Arizona statute of limitations contract is typically six years for breach of written contracts and three years for oral contracts. However, contracts can contain a provision for a shorter statute of limitation.

What Is Statute of Limitations?

A civil lawsuit must be filed within the time limit allowed by law. Most of the states have different time limits for filing different types of claims. These time limits are commonly known as the civil statute of limitations and are basically meant to maintain the integrity of associated evidence and testimony. The idea is to prevent plaintiffs from making a claim after the evidence ceases to be vital and to remove the fear of a lawsuit after a reasonably long time has elapsed since the occurrence of the event.

An injured party should either choose to file a case within a reasonable time permitted by law or do away with its right of seeking legal remedy. Once barred by the statute of limitations, you are no longer allowed to litigate the matter.

Criminal cases may also be barred by the statute of limitations and prosecutors may be prohibited from filing criminal cases after a certain period of time.

Computing the Time Limit for Statute of Limitations

Sometimes you may immediately realize that an injury has occurred, while at other times you may not know it for sure until a considerable time has elapsed. For example, an employee may come to know of workplace pollution years after exposure, like when he is diagnosed with cancer. Similarly, you may find out that you had been discriminated against in your organization several years after leaving the job.

A statute of limitations may provide that your time limit for initiating a legal proceeding begins from the date you realize or should have realized the injury, subject to an overall time limit beginning from the date of the event. For example, a statute may allow you to bring an action within two years from the date you (should have) come to know of the injury, but no longer than six years from the actual date of injury.

Under certain circumstances, the statute of limitations can also be paused or stopped for a certain period of time. This usually happens when the plaintiff is not legally capable of taking action — say, for instance, the plaintiff is a minor or mentally incompetent — at the time of injury.

You can also shorten the statute of limitations through a contract.

Arizona Statute of Limitations

Like any other state, Arizona has its own statute of limitations for different types of civil actions like defamation, trespassing, personal injury, and professional malpractice. For example, you cannot bring an action for personal injury in the state of Arizona after two years, or for defamation after one year.

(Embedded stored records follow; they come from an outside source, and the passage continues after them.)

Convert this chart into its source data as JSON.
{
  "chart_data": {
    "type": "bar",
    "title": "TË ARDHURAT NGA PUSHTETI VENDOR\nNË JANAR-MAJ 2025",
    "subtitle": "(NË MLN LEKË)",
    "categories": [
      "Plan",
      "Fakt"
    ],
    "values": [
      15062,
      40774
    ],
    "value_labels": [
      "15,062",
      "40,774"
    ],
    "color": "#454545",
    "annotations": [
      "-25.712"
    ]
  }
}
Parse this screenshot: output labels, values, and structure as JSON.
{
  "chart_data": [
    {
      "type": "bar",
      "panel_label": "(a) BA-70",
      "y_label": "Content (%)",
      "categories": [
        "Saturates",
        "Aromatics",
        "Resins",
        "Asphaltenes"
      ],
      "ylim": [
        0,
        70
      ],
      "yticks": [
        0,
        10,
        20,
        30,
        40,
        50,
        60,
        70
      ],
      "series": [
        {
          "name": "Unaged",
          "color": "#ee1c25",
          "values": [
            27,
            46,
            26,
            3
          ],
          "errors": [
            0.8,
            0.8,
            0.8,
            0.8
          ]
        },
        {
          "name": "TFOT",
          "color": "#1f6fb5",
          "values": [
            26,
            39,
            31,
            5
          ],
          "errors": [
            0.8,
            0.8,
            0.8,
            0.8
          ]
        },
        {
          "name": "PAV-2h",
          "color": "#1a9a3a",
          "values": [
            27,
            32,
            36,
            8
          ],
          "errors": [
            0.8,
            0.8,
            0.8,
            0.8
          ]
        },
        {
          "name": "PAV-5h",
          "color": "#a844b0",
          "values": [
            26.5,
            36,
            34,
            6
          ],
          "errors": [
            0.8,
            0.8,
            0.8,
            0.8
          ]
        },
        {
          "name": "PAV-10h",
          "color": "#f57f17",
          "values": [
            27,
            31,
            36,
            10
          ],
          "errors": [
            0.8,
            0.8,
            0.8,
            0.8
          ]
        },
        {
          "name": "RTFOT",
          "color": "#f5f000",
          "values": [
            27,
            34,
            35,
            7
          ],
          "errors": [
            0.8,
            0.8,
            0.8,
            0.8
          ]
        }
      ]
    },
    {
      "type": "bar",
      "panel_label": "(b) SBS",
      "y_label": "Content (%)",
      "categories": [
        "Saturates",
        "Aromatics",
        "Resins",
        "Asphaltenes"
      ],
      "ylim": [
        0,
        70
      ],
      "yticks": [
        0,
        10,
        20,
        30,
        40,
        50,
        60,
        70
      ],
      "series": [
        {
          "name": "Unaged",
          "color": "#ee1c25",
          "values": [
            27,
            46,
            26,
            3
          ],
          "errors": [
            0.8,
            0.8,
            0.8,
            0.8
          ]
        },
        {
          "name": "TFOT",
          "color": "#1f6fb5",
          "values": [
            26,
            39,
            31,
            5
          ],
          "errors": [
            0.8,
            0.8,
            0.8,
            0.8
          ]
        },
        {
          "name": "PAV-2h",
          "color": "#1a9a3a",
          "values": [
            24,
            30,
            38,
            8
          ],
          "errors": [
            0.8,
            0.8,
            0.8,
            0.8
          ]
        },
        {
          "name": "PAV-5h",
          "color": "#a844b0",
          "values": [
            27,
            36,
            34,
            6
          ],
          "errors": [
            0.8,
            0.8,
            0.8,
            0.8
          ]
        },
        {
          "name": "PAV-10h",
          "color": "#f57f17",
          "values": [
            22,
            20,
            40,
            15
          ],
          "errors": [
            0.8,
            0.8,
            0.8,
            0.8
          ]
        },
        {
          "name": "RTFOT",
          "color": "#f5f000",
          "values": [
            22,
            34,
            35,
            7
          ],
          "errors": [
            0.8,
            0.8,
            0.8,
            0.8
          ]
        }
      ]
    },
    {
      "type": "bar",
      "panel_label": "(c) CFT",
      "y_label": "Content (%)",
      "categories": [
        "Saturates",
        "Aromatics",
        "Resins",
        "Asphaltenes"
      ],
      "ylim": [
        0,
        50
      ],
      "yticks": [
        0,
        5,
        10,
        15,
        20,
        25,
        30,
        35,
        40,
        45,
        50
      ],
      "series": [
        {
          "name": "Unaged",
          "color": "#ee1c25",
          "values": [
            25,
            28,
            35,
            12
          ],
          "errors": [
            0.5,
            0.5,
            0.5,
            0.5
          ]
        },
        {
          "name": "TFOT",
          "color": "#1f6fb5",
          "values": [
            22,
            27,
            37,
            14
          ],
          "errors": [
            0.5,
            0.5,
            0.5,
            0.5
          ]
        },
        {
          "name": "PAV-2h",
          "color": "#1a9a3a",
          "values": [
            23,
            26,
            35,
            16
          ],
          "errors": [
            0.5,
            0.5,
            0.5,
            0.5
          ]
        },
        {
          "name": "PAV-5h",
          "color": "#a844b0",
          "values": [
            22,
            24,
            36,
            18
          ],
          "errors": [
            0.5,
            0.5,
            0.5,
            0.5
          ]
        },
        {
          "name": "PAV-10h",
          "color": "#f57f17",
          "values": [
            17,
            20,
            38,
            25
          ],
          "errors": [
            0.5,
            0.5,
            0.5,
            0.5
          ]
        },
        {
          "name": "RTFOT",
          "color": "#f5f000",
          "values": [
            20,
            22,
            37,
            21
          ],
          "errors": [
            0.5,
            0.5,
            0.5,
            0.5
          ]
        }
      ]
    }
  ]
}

In Arizona, the statute of limitations typically ranges between 180 days and six years for civil cases:

  • One year for false imprisonment and defamation (libel or slander)
  • Two years for injury to personal property, personal injury, negligence, professional malpractice, trespassing, product liability, assault and battery, and wrongful death
  • Three years for fraud, breach of oral contracts, and collection of debt on account
  • Four years for foreign judgment
  • Six years for breach of written contracts
  • 180 days for taking action against a public entity

Arizona doesn't impose any statute of limitations on collection of rents.

Arizona also has a criminal statute of limitations to limit the time for prosecuting someone on criminal charges, like felonies and misdemeanors.

The Discovery Rule

The limitation period typically begins to run from the date the cause of action arises, which is usually the date of injury. However, Arizona's statute of limitations provides for the discovery rule, which allows for a different accrual date under certain circumstances.

Under the discovery rule, instead of the actual date of injury, the limitation period begins from the date the plaintiff comes to know or should have known with due diligence, about the injury.

Statute of Limitations as a Defense

In a court case, it was held that the defense of the statute of limitations must be affirmatively pled; otherwise, it would be automatically considered as waived. If the allegations made in a lawsuit have conclusively lapsed under the statute of limitations, you can plead to dismiss the case. However, if you need to prove that the case is barred on the basis of the discovery rule, you should file a motion for summary judgment.